In recent news, I turned 45. I outlived David Foster Wallace who offed himself at age 44. I have never read any of his work, and I doubt you can find anything brilliant in a tome from a suicidal man. From personal experience, I can say that atheism drives you down that path of self-destruction. Life becomes a series of games and tricks to keep yourself in a game that you know will be lost. Thank God and our Blessed Mother that I am not in that pit of darkness anymore.
There's not much that I can say about turning a year older. I recommend a vegan diet and as much physical exercise as your body can take. As for your brain, play chess and musical instruments. Of course, I do neither, but I have dabbled. In the meantime, I read and write. That plus caffeine keeps my wit sharp. But even my bad jokes can be covered by my insane evil laugh that generates more laughter than any quip I make.
Recently, I have been hating my job, and I like to blame the job. But I have come to see that much of that hatred has stemmed from my own thinking about things. Basically, I have become bored with work, and boredom is antithetical to flow. Realizing what I had come to, I endeavored to produce more flow, and it worked. Let me explain a bit.
Flow is that sensation when you lose yourself in an activity. It is how I feel when I write on this blog. In short, I am a flow addict. Flow makes you lose sense of time, and you find yourself fully engaged in whatever you are doing. It is what a surfer feels when he plays hooky from school or work and spends an entire day catching waves.
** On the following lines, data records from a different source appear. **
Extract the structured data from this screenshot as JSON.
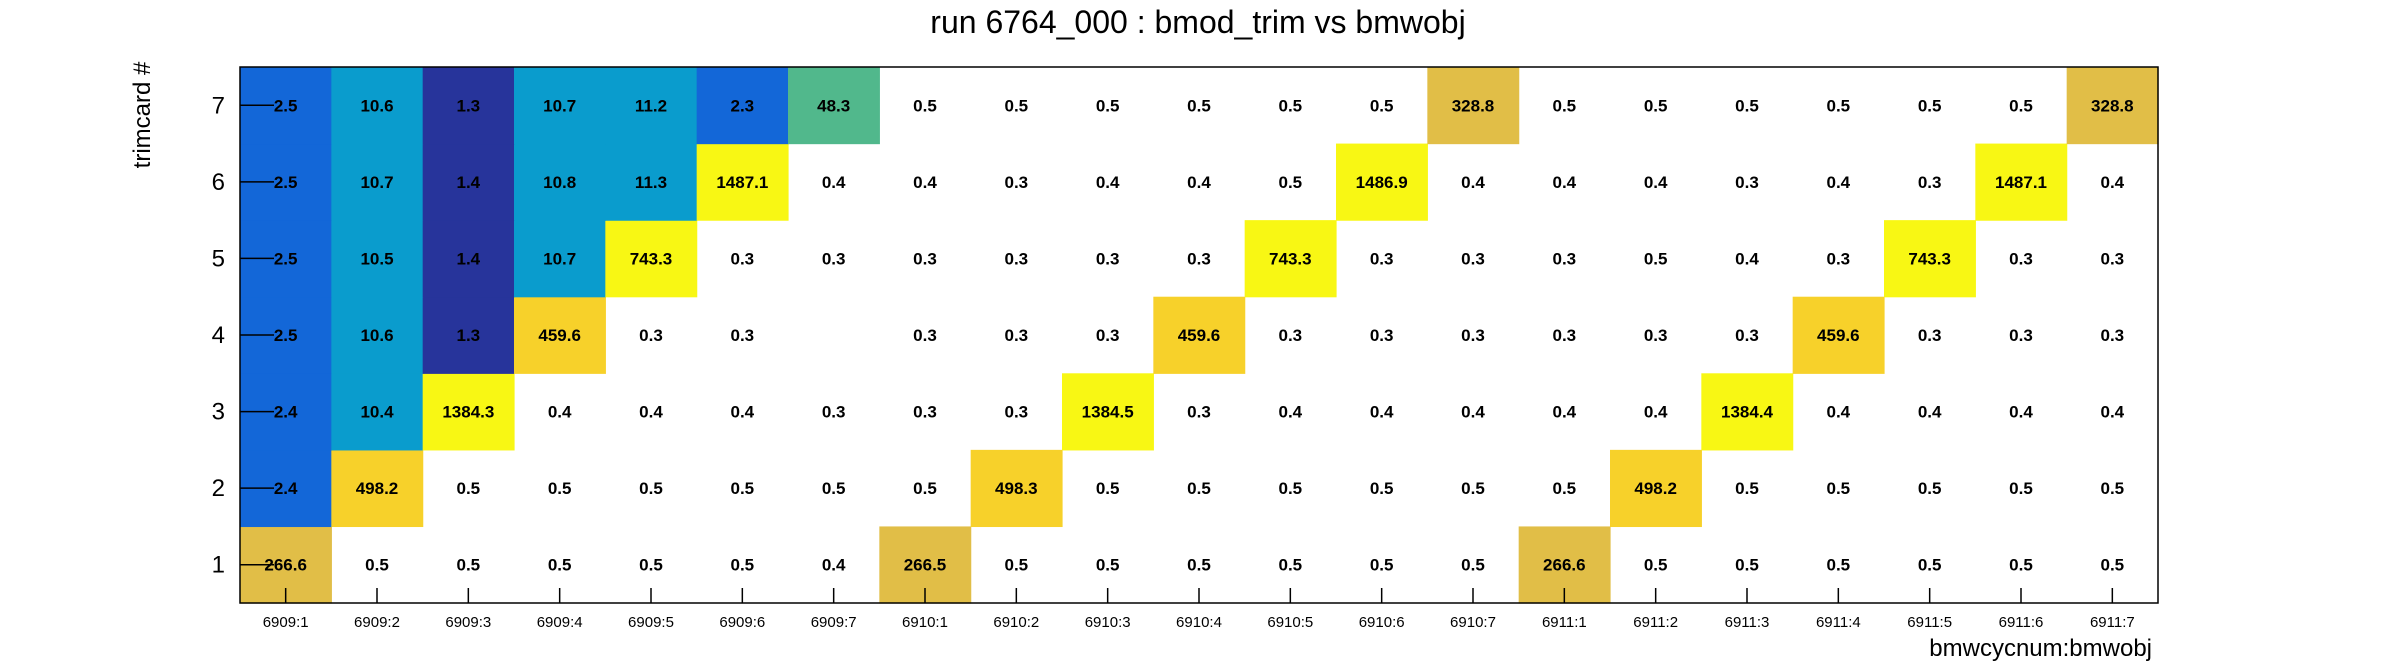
{
  "chart_data": {
    "type": "heatmap",
    "title": "run 6764_000 : bmod_trim vs bmwobj",
    "xlabel": "bmwcycnum:bmwobj",
    "ylabel": "trimcard #",
    "x_categories": [
      "6909:1",
      "6909:2",
      "6909:3",
      "6909:4",
      "6909:5",
      "6909:6",
      "6909:7",
      "6910:1",
      "6910:2",
      "6910:3",
      "6910:4",
      "6910:5",
      "6910:6",
      "6910:7",
      "6911:1",
      "6911:2",
      "6911:3",
      "6911:4",
      "6911:5",
      "6911:6",
      "6911:7"
    ],
    "y_categories": [
      "1",
      "2",
      "3",
      "4",
      "5",
      "6",
      "7"
    ],
    "values": [
      [
        266.6,
        0.5,
        0.5,
        0.5,
        0.5,
        0.5,
        0.4,
        266.5,
        0.5,
        0.5,
        0.5,
        0.5,
        0.5,
        0.5,
        266.6,
        0.5,
        0.5,
        0.5,
        0.5,
        0.5,
        0.5
      ],
      [
        2.4,
        498.2,
        0.5,
        0.5,
        0.5,
        0.5,
        0.5,
        0.5,
        498.3,
        0.5,
        0.5,
        0.5,
        0.5,
        0.5,
        0.5,
        498.2,
        0.5,
        0.5,
        0.5,
        0.5,
        0.5
      ],
      [
        2.4,
        10.4,
        1384.3,
        0.4,
        0.4,
        0.4,
        0.3,
        0.3,
        0.3,
        1384.5,
        0.3,
        0.4,
        0.4,
        0.4,
        0.4,
        0.4,
        1384.4,
        0.4,
        0.4,
        0.4,
        0.4
      ],
      [
        2.5,
        10.6,
        1.3,
        459.6,
        0.3,
        0.3,
        null,
        0.3,
        0.3,
        0.3,
        459.6,
        0.3,
        0.3,
        0.3,
        0.3,
        0.3,
        0.3,
        459.6,
        0.3,
        0.3,
        0.3
      ],
      [
        2.5,
        10.5,
        1.4,
        10.7,
        743.3,
        0.3,
        0.3,
        0.3,
        0.3,
        0.3,
        0.3,
        743.3,
        0.3,
        0.3,
        0.3,
        0.5,
        0.4,
        0.3,
        743.3,
        0.3,
        0.3
      ],
      [
        2.5,
        10.7,
        1.4,
        10.8,
        11.3,
        1487.1,
        0.4,
        0.4,
        0.3,
        0.4,
        0.4,
        0.5,
        1486.9,
        0.4,
        0.4,
        0.4,
        0.3,
        0.4,
        0.3,
        1487.1,
        0.4
      ],
      [
        2.5,
        10.6,
        1.3,
        10.7,
        11.2,
        2.3,
        48.3,
        0.5,
        0.5,
        0.5,
        0.5,
        0.5,
        0.5,
        328.8,
        0.5,
        0.5,
        0.5,
        0.5,
        0.5,
        0.5,
        328.8
      ]
    ],
    "colors": {
      "dark_blue": "#27349b",
      "blue": "#1367d8",
      "cyan": "#0a9ccd",
      "teal": "#51b88c",
      "gold": "#e1be47",
      "light_gold": "#f7d12a",
      "yellow": "#f8f714",
      "axis": "#000000",
      "background": "#ffffff"
    },
    "grid": false,
    "legend": "none"
  }
}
The problem with our surfer friend is that his flow and his living are separate, so he ends up living on the beach because he could no longer make rent.
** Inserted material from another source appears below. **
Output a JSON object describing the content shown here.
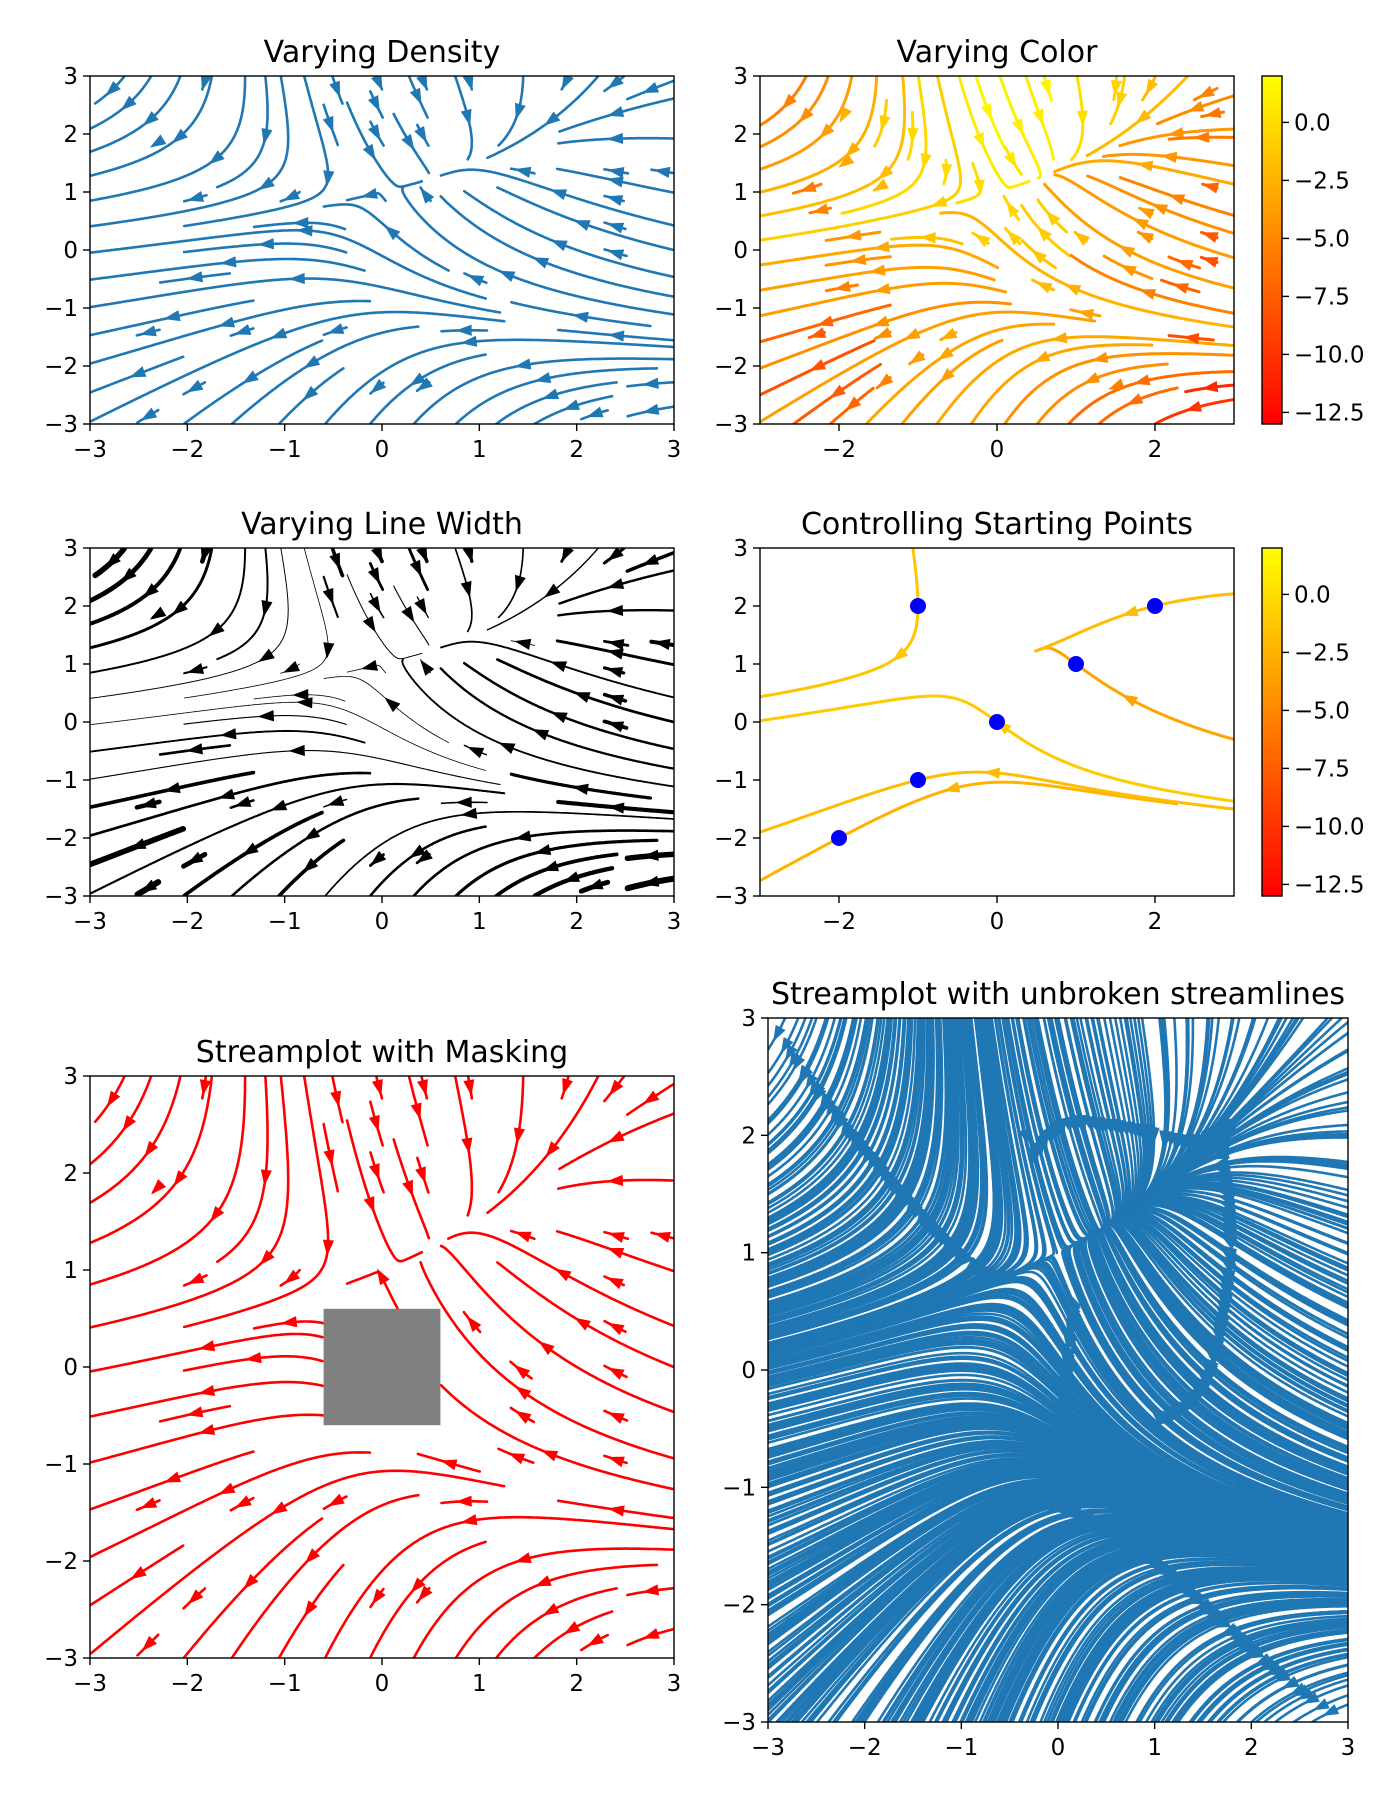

I believe it is possible to find flow in virtually anything. For some reason, I forgot that elemental lesson, and I compounded my misery. But now that I remember it, my mindset has improved considerably as I try to lose myself in whatever it is that I do. Happiness in this life comes from activity. We can call that activity "play" or "work," but it all amounts to the same thing.
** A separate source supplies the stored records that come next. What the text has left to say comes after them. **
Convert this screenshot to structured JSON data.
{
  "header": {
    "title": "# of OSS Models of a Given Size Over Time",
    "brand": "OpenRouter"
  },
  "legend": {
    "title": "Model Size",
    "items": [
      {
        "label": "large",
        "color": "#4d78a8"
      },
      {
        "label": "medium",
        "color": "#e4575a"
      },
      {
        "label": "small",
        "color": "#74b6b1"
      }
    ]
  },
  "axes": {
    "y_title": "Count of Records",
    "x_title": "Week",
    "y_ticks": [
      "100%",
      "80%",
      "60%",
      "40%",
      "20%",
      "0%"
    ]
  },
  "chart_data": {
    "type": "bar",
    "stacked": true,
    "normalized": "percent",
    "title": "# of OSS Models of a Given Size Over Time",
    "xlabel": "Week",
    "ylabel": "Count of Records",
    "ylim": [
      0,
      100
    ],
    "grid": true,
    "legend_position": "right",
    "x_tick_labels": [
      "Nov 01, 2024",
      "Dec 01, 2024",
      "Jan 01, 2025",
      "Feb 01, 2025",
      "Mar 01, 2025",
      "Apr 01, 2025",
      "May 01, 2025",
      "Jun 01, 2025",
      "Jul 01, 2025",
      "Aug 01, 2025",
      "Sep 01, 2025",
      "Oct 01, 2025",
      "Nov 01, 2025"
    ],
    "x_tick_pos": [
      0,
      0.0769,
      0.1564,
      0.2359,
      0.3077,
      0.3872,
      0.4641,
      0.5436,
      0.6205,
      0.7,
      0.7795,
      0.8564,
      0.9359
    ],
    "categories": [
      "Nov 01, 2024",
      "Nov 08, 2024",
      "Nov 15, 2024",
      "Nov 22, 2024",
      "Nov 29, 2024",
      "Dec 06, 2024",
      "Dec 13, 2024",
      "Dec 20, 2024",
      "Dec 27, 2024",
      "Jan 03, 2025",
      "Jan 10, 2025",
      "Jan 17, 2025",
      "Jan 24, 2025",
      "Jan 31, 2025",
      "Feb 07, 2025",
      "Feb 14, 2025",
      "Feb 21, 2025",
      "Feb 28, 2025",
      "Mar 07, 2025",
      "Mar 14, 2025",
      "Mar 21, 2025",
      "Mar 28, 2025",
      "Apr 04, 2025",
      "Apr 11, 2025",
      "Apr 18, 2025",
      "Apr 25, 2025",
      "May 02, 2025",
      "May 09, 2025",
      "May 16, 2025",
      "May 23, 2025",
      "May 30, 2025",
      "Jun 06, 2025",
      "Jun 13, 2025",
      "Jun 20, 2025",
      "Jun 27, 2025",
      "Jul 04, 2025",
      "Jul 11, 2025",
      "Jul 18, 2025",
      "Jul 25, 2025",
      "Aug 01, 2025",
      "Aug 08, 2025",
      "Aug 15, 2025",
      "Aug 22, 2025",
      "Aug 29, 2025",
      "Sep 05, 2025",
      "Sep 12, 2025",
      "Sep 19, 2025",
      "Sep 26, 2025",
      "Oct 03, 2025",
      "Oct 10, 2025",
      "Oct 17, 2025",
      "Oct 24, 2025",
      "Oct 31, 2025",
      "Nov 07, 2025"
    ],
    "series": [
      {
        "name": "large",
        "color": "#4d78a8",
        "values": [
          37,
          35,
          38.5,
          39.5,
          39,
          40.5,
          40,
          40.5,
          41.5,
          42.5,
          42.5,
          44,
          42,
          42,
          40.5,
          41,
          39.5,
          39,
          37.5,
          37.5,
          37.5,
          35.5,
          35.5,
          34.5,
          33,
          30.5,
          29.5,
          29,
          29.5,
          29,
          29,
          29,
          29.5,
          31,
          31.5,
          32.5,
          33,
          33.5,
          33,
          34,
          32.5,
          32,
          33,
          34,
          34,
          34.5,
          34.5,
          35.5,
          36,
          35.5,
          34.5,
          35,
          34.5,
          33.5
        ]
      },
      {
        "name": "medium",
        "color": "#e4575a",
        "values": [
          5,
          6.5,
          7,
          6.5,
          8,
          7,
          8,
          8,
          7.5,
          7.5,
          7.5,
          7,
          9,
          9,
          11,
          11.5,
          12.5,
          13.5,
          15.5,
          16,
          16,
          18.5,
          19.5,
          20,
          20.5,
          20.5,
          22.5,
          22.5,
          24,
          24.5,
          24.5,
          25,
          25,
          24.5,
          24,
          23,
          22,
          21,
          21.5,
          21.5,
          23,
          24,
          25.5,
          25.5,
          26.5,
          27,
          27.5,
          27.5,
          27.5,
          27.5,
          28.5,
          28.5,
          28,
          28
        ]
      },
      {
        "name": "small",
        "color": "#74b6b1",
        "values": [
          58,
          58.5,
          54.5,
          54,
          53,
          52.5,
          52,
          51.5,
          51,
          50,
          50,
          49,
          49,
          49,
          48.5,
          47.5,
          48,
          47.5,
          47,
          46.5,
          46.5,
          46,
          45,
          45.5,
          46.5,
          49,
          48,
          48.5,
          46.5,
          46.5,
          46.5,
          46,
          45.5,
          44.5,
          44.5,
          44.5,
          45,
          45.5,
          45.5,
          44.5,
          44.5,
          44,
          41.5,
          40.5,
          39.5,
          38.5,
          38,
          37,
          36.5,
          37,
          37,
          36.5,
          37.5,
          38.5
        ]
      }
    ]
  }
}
This rememberance of flow has done much to alleviate my frustration over hating my job. I can't change the job, but I can change me. It also has settled another frustration for me which has been dealing with whether I should try and simpify my life following the advice of Leo Babauta over at Zen Habits or try and be more ambitious in tackling projects via the dictum of Machiavelli to make mistakes of ambition instead of sloth. The conclusion that I have reached is a syzygy of material simplicity with mental and physical ambition. I have written about it before, but I have become more firm in that decision and mindset.
My model for this lifestyle are the many priests and religious who live lives of dramatic simplicity and poverty but who fill their days with prayer, work, reading, service, and the like. Most people imagine their lives as empty because they don't own a bunch of stuff. But we know better, don't we? Show me a glutton for material things, and I will show you a life of emptiness. You are not the things you own.
I intend to work more, write more, read more, pray more, serve more, and do more. Life must be active not some passive Zen thing. That is a key difference between Christianity and Buddhism. While the Buddha tells you to go sit under a tree, our Lord Jesus Christ tells you to get off your ass. Salvation of the soul does not happen by accident. You have to work for it. And there is joy in that work.